Phili (IEI): Sometimes I feel like SEIs don’t like my type of philosophizing. When we talk about topics in literature, art, economics, philosophy I find that SEIs are much more specific in how they think. They will sprinkle the conversation with names, dates, specific references, word-for-word quotes. I keep thinking that all of this is extraneous in conversation. I want to hear them put it all together and see the meaning behind it, but all I get are these strings of very specific information. While they cannot believe how I could immerse myself in a subject thoroughly without recalling all these bits, and particularly without going to the original sources to read it exactly word-for-word. When I don’t demonstrate such polished in all its detail knowledge, they think I don’t know what I’m talking about. As least this is how one of my SEI teachers was.
That we are different in Reinin’s Tactical/Strategic also stands out, but in a good, complimentary way. Once I planned a trip to go visit a museum in another city with a SEI friend. This city had two streets by the same name. We ended up on the wrong one - and now we couldn’t make it on time to the museum! as it was across the city and closing soon. My SEI friend became distraught and kept lamenting about how upsetting it is that we won’t make it, when I suggested that we could just as well explore the neighborhood cafes and shops. My suggestion was very welcome, she lightened up, and a couple minutes later we were strolling down the streets of the neighborhood. She was so fixated on the goal of getting to this museum that she didn’t realize that we could do something else instead, while I, as tactical type, readily change the plan to reach some more accessible, nearby goals.
She will sometimes praise my intuition, while I will marvel at her sensing. But because both of our sensing and intuition are introverted and “hidden” from each other’s view, it’s not apparent until each of us receives help from the other on this aspect. One time I have intuitively found a way for her to solve a problem for her computer science class assignment, for which she was very grateful. Another time, when I moved to a new place, she came by and pointed out several things about the interior of the new place that would have made it more comfortable. But she merely point them out - on her next visit she brought new drapes for my windows and then helped me hang them. She also draw my attention to more practical aspects of life, as well as to nuances of appearance and behavior of other people that I don’t easily notice otherwise. But it also gets too tiring for me after a while to pay attention to all these details; soon my mind starts drifting away and I start thinking: “What is the main point?”

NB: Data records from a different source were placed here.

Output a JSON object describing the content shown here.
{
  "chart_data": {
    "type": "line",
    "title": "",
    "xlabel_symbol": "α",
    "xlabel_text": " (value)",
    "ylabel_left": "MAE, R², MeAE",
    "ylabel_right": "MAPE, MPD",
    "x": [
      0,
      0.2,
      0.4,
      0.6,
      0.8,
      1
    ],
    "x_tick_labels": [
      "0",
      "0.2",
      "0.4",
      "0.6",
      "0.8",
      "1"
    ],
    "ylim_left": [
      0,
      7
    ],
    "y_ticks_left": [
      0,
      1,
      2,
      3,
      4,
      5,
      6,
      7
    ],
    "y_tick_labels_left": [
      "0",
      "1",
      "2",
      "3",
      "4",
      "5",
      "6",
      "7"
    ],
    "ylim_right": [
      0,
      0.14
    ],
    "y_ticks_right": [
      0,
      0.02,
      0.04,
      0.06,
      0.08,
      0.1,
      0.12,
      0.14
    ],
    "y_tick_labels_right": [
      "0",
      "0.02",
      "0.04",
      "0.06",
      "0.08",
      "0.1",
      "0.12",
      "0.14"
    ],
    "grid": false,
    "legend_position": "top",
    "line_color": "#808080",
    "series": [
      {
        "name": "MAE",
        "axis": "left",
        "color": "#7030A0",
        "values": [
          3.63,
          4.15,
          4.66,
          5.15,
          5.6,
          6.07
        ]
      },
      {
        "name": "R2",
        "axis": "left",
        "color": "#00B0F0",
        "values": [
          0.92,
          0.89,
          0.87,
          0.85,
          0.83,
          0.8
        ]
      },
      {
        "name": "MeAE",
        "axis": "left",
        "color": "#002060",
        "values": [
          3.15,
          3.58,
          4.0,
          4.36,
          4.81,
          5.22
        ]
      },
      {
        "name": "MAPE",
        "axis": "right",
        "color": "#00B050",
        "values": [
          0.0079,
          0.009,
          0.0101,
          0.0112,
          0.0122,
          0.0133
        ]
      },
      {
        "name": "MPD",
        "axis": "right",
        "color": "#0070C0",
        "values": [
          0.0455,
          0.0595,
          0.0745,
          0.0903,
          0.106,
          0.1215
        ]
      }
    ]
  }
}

My SIE friend is very friendly in casual conversations and friendships, but up close she will reveal her negative side. She was seeing a SLE for a while, and one time he exclaimed to her: “You can’t talk so poorly of other people!” I can see how some of her negative comments would be helpful for an ILE, with ILE’s rosy, impractical, and idealistic perception of people, but the SLE sees people’s weak points himself, and for him SEI’s negative comments aren’t needed and only further aggravating.
All in all, the IEI and the SEI can have a good friendship and a stable union, for as long as you learn to compromise and neither of you insists that your base function is the only valid way of seeing things.